I have a .csv file with this error that I want to correct with regular expression, some fields contain line breaks, example:
"abc
de
f 123",123,456
Should be in one line, I want to remove line-breaks only but to keep the text
"abcdef 123",123,456
I tried to isolate within double quotes, but this removes only first line-break:
^(?:"[0-9a-zA-Z])\r?\n(?=",)
(Text can include numbers and other characters, so I tried to include them, I only want to remove line-breaks and keep all other characters, hope it is clear)
It's not possible to capture multiple newlines in a single query if you're using a repeated capture group; the regex engine can only grab the last match. That being said, if you're using powergrep (or some other search-and-replace that can selectively replace capture groups, not the whole match), do you really need a one-liner?
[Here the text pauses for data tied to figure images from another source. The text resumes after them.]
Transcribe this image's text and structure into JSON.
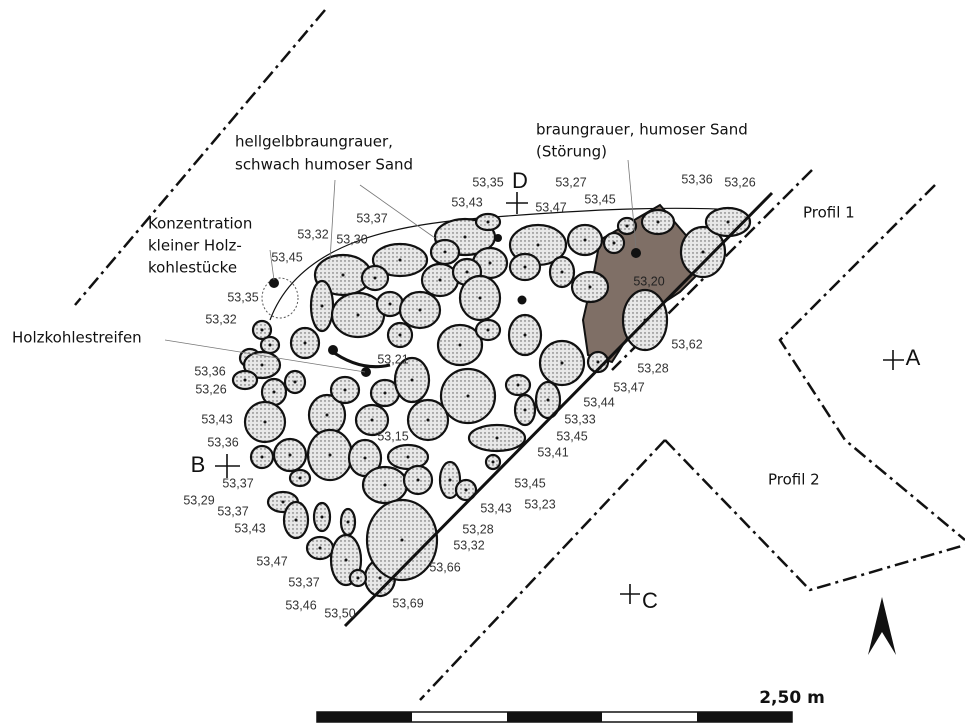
{
  "labels": {
    "sand_light": [
      "hellgelbbraungrauer,",
      "schwach humoser Sand"
    ],
    "disturbance": [
      "braungrauer, humoser Sand",
      "(Störung)"
    ],
    "charcoal_concentration": [
      "Konzentration",
      "kleiner Holz-",
      "kohlestücke"
    ],
    "charcoal_streak": "Holzkohlestreifen",
    "profile_1": "Profil 1",
    "profile_2": "Profil 2"
  },
  "points": {
    "A": "A",
    "B": "B",
    "C": "C",
    "D": "D"
  },
  "scale": "2,50 m",
  "elevations": [
    "53,35",
    "53,43",
    "53,27",
    "53,47",
    "53,45",
    "53,36",
    "53,26",
    "53,37",
    "53,32",
    "53,30",
    "53,45",
    "53,35",
    "53,32",
    "53,21",
    "53,36",
    "53,26",
    "53,43",
    "53,36",
    "53,15",
    "53,37",
    "53,29",
    "53,37",
    "53,43",
    "53,47",
    "53,37",
    "53,46",
    "53,50",
    "53,69",
    "53,66",
    "53,32",
    "53,28",
    "53,43",
    "53,23",
    "53,45",
    "53,41",
    "53,45",
    "53,33",
    "53,44",
    "53,47",
    "53,28",
    "53,62",
    "53,20"
  ]
}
^"(?:[^"\n]|(\n+))*",will look between"and",and match any amount of text that doesn't include a", keeping it within your quoted statement - or, alternatively, will capture the last group of newlines it finds. If your tool can remove/replace text only in the capture group, why not use this regex a few times in a row? It'll leave your typo-free rows alone, but will remove one chunk of whitespace from your erroneous rows each time it's run. (Try it here! Note that this matches all lines, but only captures whitespace for the badly formatted ones)How will you know when you're done? Try using
^(?=.*\n.*)"[^"]*",- it'll match any lines in your csv file that still have newlines, but will ignore properly formatted lines. When this regex returns no matches, you can be confident your file is typo-free. (Try it here!)It's not a very elegant solution, but if you run it enough times, you'll get rid of all the whitespace.